Some survey respondents report they are saving money during the pandemic, possibly leading to an increase in discretionary funding for future travel. Many respondents indicate they want to adhere to a slower approach to life, including travel.

Durko said under the current circumstances, consumers prefer destinations that can offer a simpler but still rewarding experience with fewer overall distractions or scheduled activities.

“An example might be visiting a state park, beach or small attraction as opposed to going to a heavily populated attraction with multiple activities. There may be a shift toward slow tourism, where the traveler stays longer but travels less once they are at their destination. The next vacation may be more about quality than quantity, with less running around and more time to appreciate the destination and travel companions.”

Family bonding during the pandemic may lead to a resurgence in family trips as well as trips to visit extended family once the pandemic has subsided.

The report shows that, although spatially distant, respondents said family bonding activities were more frequent and social distancing had led them to connect with extended family members through social and virtual means.

Family-oriented car travel is one of the areas expected to be among the first to return to normal once consumers feel it is safe enough to hit the road.

“If anything, family time and family connections have become stronger during this time,” Durko said. “This could suggest that travel-related companies could benefit from offering more family inclusive experiences, either by the activities offered or costs associated with the experience.”
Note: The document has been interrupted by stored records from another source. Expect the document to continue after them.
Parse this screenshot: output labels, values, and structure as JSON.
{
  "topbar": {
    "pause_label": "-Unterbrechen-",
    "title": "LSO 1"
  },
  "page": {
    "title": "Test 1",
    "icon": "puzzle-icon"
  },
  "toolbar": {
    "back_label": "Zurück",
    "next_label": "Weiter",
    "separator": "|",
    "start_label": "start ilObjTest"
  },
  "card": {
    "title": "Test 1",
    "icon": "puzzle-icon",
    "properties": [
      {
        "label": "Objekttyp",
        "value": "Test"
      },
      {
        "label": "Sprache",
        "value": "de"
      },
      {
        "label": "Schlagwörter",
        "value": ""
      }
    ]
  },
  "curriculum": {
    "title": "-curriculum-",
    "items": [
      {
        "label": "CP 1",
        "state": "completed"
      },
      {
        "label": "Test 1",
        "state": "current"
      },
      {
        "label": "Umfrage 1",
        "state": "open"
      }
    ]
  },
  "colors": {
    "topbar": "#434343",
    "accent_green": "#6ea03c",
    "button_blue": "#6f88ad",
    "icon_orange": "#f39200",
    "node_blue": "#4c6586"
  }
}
She also said the research indicates there may be a surge in “make-up travel” for those who spent birthdays or anniversaries sheltering in place or had to cancel or postpone family oriented events such as weddings, including destination weddings.

A greater focus on health and wellness may also lead to more travel involving physical activity or other healthy lifestyle offerings.

Durko said many respondents noted they have been using their stay-at-home time for personal health, reflection and growth.

More than 50% said they were using this time to reflect on diet and exercise and make wellness improvements they hope to maintain.

“Travel companies could benefit from providing opportunities that contribute to physical, spiritual and mental maintenance and growth,” she said. “We may see a rise in yoga retreats, destination runs and other physical activity offerings, as well as increased use of gyms, health spas and workout areas, provided they can show the customer they are safe and clean. We may also see more healthy food options at restaurants and resorts and an increase in culinary tourism.”

Respondents had a strong “wait and see” approach to specific travel activities, with many being hesitant to return to mass industry-provided transportation and events.

Over 75% of respondents agreed their changes in travel plans due to the coronavirus pandemic were due to factors uncontrollable by the service provider. So, when customer service representatives show more empathy and understanding due to changes, respondents note their overall satisfaction with having to change travel plans has been more positive.

“Three-quarters of those with a positive experience with their travel-related industry indicate they would recommend that company to a family or friend,” she said. “In an age where one customer’s story can be shared with thousands of potential customers via social media, it is crucial for the travel industry to create positive recovery experiences and responses.”

Additionally, 37% of respondents suggest full refunds would incentivize them to work with a company again.

“Companies able and willing to provide a quick and full refund will likely be remembered as trusted industry providers,” Durko said.